ChatTTS to replay wechat group messages
Generate human chat style audio from texts
A quick test of ChatTTS.
Project repo: github.com/2noise/ChatTTS
Utilities
A conversation class that helps to fix speakers. Invoke the talk_all()
to convert a list of (name, message)
tuples to audio conversation.
class Conversation:
def __init__(self, chattts_model):
self.speakers = {}
self.chattts_model = chattts_model
def talk_one(self, name, message):
if name not in self.speakers:
self.speakers[name] = self.chattts_model.sample_random_speaker()
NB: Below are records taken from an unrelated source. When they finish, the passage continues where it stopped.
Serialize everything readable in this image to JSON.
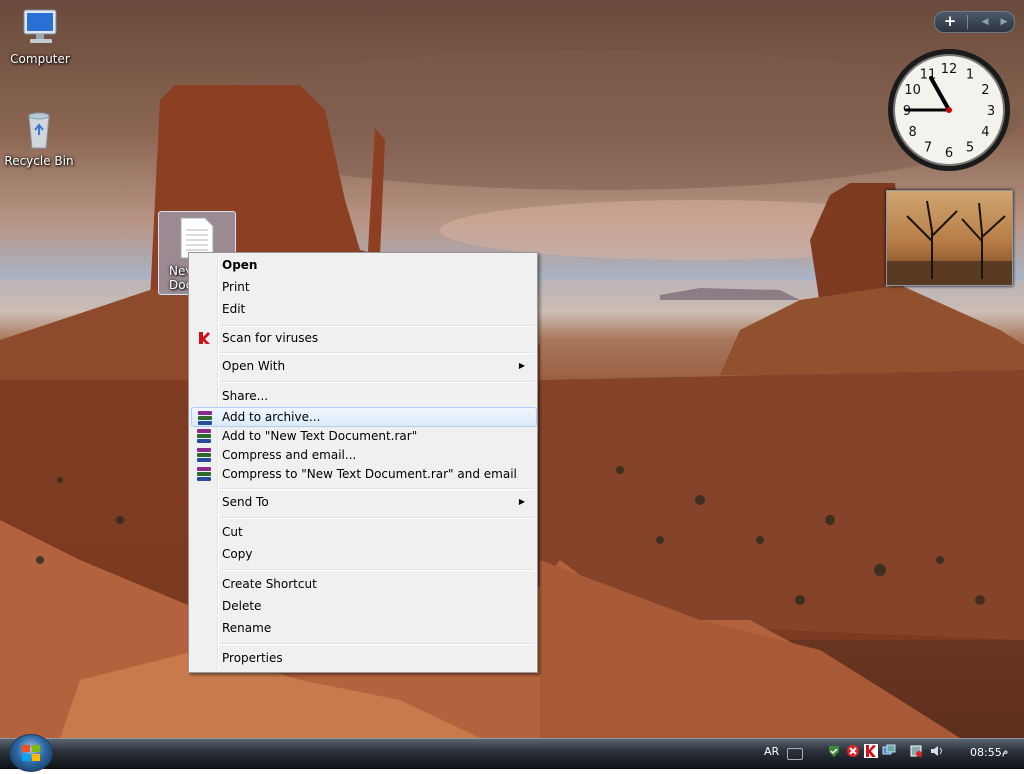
{
  "desktop": {
    "icons": [
      {
        "label": "Computer"
      },
      {
        "label": "Recycle Bin"
      },
      {
        "label_line1": "Nev",
        "label_line2": "Doc"
      }
    ]
  },
  "sidebar": {
    "add_label": "+",
    "prev_label": "◀",
    "next_label": "▶",
    "clock": {
      "numerals": [
        "12",
        "1",
        "2",
        "3",
        "4",
        "5",
        "6",
        "7",
        "8",
        "9",
        "10",
        "11"
      ]
    }
  },
  "context_menu": {
    "items": [
      {
        "label": "Open"
      },
      {
        "label": "Print"
      },
      {
        "label": "Edit"
      },
      {
        "label": "Scan for viruses"
      },
      {
        "label": "Open With",
        "submenu": true
      },
      {
        "label": "Share..."
      },
      {
        "label": "Add to archive..."
      },
      {
        "label": "Add to \"New Text Document.rar\""
      },
      {
        "label": "Compress and email..."
      },
      {
        "label": "Compress to \"New Text Document.rar\" and email"
      },
      {
        "label": "Send To",
        "submenu": true
      },
      {
        "label": "Cut"
      },
      {
        "label": "Copy"
      },
      {
        "label": "Create Shortcut"
      },
      {
        "label": "Delete"
      },
      {
        "label": "Rename"
      },
      {
        "label": "Properties"
      }
    ],
    "submenu_arrow": "▶"
  },
  "taskbar": {
    "language": "AR",
    "time": "08:55",
    "ampm": "م"
  },
  "colors": {
    "menu_bg": "#f0f0f0",
    "menu_hover": "#dbeaf9",
    "taskbar": "#1b2128"
  }
}
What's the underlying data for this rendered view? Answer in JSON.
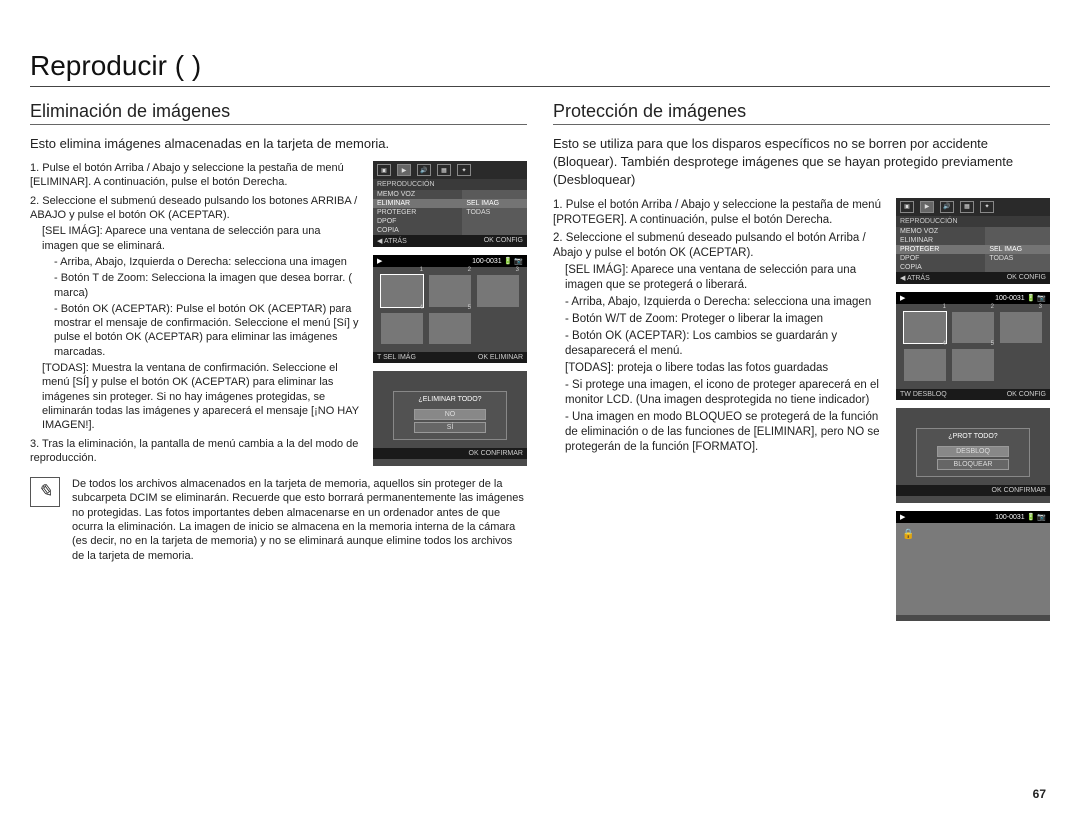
{
  "page_title": "Reproducir (       )",
  "page_number": "67",
  "left": {
    "heading": "Eliminación de imágenes",
    "intro": "Esto elimina imágenes almacenadas en la tarjeta de memoria.",
    "step1": "1. Pulse el botón Arriba / Abajo y seleccione la pestaña de menú [ELIMINAR]. A continuación, pulse el botón Derecha.",
    "step2": "2. Seleccione el submenú deseado pulsando los botones ARRIBA / ABAJO y pulse el botón OK (ACEPTAR).",
    "sel_label": "[SEL IMÁG]: Aparece una ventana de selección para una imagen que se eliminará.",
    "sel_b1": "- Arriba, Abajo, Izquierda o Derecha: selecciona una imagen",
    "sel_b2": "- Botón T de Zoom: Selecciona la imagen que desea borrar. (     marca)",
    "sel_b3": "- Botón OK (ACEPTAR): Pulse el botón OK (ACEPTAR) para mostrar el mensaje de confirmación. Seleccione el menú [Sí] y pulse el botón OK (ACEPTAR) para eliminar las imágenes marcadas.",
    "todas": "[TODAS]: Muestra la ventana de confirmación. Seleccione el menú [SÍ] y pulse el botón OK (ACEPTAR) para eliminar las imágenes sin proteger. Si no hay imágenes protegidas, se eliminarán todas las imágenes y aparecerá el mensaje [¡NO HAY IMAGEN!].",
    "step3": "3. Tras la eliminación, la pantalla de menú cambia a la del modo de reproducción.",
    "note": "De todos los archivos almacenados en la tarjeta de memoria, aquellos sin proteger de la subcarpeta DCIM se eliminarán. Recuerde que esto borrará permanentemente las imágenes no protegidas. Las fotos importantes deben almacenarse en un ordenador antes de que ocurra la eliminación. La imagen de inicio se almacena en la memoria interna de la cámara (es decir, no en la tarjeta de memoria) y no se eliminará aunque elimine todos los archivos de la tarjeta de memoria.",
    "screen_menu": {
      "section": "REPRODUCCIÓN",
      "items_left": [
        "MEMO VOZ",
        "ELIMINAR",
        "PROTEGER",
        "DPOF",
        "COPIA"
      ],
      "items_right": [
        "SEL IMAG",
        "TODAS"
      ],
      "footer_left": "◀ ATRÁS",
      "footer_right": "OK  CONFIG"
    },
    "screen_grid": {
      "topbar_left": "▶",
      "topbar_right": "100-0031  🔋 📷",
      "footer_left": "T  SEL IMÁG",
      "footer_right": "OK  ELIMINAR"
    },
    "screen_dialog": {
      "question": "¿ELIMINAR TODO?",
      "opt_no": "NO",
      "opt_yes": "SÍ",
      "footer_right": "OK  CONFIRMAR"
    }
  },
  "right": {
    "heading": "Protección de imágenes",
    "intro": "Esto se utiliza para que los disparos específicos no se borren por accidente (Bloquear). También desprotege imágenes que se hayan protegido previamente (Desbloquear)",
    "step1": "1. Pulse el botón Arriba / Abajo y seleccione la pestaña de menú [PROTEGER]. A continuación, pulse el botón Derecha.",
    "step2": "2. Seleccione el submenú deseado pulsando el botón Arriba / Abajo y pulse el botón OK (ACEPTAR).",
    "sel_label": "[SEL IMÁG]: Aparece una ventana de selección para una imagen que se protegerá o liberará.",
    "sel_b1": "- Arriba, Abajo, Izquierda o Derecha: selecciona una imagen",
    "sel_b2": "- Botón W/T de Zoom: Proteger o liberar la imagen",
    "sel_b3": "- Botón OK (ACEPTAR): Los cambios se guardarán y desaparecerá el menú.",
    "todas": "[TODAS]: proteja o libere todas las fotos guardadas",
    "todas_b1": "- Si protege una imagen, el icono de proteger aparecerá en el monitor LCD. (Una imagen desprotegida no tiene indicador)",
    "todas_b2": "- Una imagen en modo BLOQUEO se protegerá de la función de eliminación o de las funciones de [ELIMINAR], pero NO se protegerán de la función [FORMATO].",
    "screen_menu": {
      "section": "REPRODUCCIÓN",
      "items_left": [
        "MEMO VOZ",
        "ELIMINAR",
        "PROTEGER",
        "DPOF",
        "COPIA"
      ],
      "items_right": [
        "SEL IMAG",
        "TODAS"
      ],
      "footer_left": "◀ ATRÁS",
      "footer_right": "OK  CONFIG"
    },
    "screen_grid": {
      "topbar_left": "▶",
      "topbar_right": "100-0031  🔋 📷",
      "footer_left": "TW  DESBLOQ",
      "footer_right": "OK  CONFIG"
    },
    "screen_dialog": {
      "question": "¿PROT TODO?",
      "opt1": "DESBLOQ",
      "opt2": "BLOQUEAR",
      "footer_right": "OK  CONFIRMAR"
    },
    "screen_preview": {
      "topbar_left": "▶",
      "topbar_right": "100-0031  🔋 📷"
    }
  }
}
print(f'sample new speaker: {name}')
else:
print('existing speaker')
spk_emb = self.speakers[name]
params_infer_code = {'spk_emb': spk_emb}
wavs = chat.infer([message], params_infer_code=params_infer_code)
return wavs[0]
def talk_all(self, chats):
wavs = []
for name, message in chats:
print(name, message)
wav = self.talk_one(name, message)
wavs.append(wav)
return wavs
Output audio files to WAV and MP3 given a file prefix:
from scipy.io import wavfile
from pydub import AudioSegment
def output_audio(wavs, output_prefix):
output_file = f'{output_prefix}.wav'
# Convert the WAV array to a numpy array
# audio_data = np.array(wav)
audio_data = np.concatenate(wavs, axis=1)
# Set the sample rate of the audio (replace 44100 with the actual sample rate)
sample_rate = 24_000
# Save the audio as a WAV file
wavfile.write(output_file, sample_rate, audio_data[0])
audio = AudioSegment.from_wav(output_file)
audio.export(f'{output_prefix}.mp3', format='mp3')
Parse HuluNote
I use hulunote.com to log messages in wechat groups that I manage. It supports to export messages into JSON format. Some tweak is needed before passing to ChatTTS.
Functions to parse HuluNote JSON:
import re
# The HuluNote 葫芦笔记 string format.
def parse_chat_log(chat_log):
# pattern = r"- (.*?):: (.*?)$"
pattern = r"^(.*?):: (.*?)$"
matches = re.findall(pattern, chat_log, re.MULTILINE)
parsed_messages = []
for match in matches:
name = match[0]
message = match[1]
parsed_messages.append((name, message))
return parsed_messages
def refine_chat_text(line):
replace_texts = {
'[偷笑]': '[laugh]'
}
for k, v in replace_texts.items():
line = line.replace(k, v)
return line
Application
Parse HuluNote:
fn = '5-31-2024,导出葫芦笔记数据.json'
import json
raw = json.loads(open(fn).read())
len(raw)
for day in raw:
if day['title'] == '2024-05-27':
chatlog = day['children']
break
chats = []
for c in chatlog:
if ('fromusername' in c['string']) and ('tousername' in c['string']):
continue
# print(c['string'])
chats.extend(parse_chat_log(c['string']))
Init model:
import torch
torch._dynamo.config.cache_size_limit = 64
torch._dynamo.config.suppress_errors = True
torch.set_float32_matmul_precision('high')
import ChatTTS
chat = ChatTTS.Chat()
chat.load_models()
Put them all together:
conv = Conversation(chat)
wavs = conv.talk_all(chats)
output_audio(wavs, 'complaints-group-consistent-speakers')
Example and Glitches
Here's one example I generated via WeChat group chat log.
There are some glitches in my initial test:
- Punctuations are not well handled. The model tries to pronounce
"(", "[", "..."
. - Numbers are not well handled. Audio corresponding to texts like "100", "20%" are all garbled.
- When one piece of texts are too long, the latter portion becomes pure noise somehow. One may consider to break the text into shorter sentences.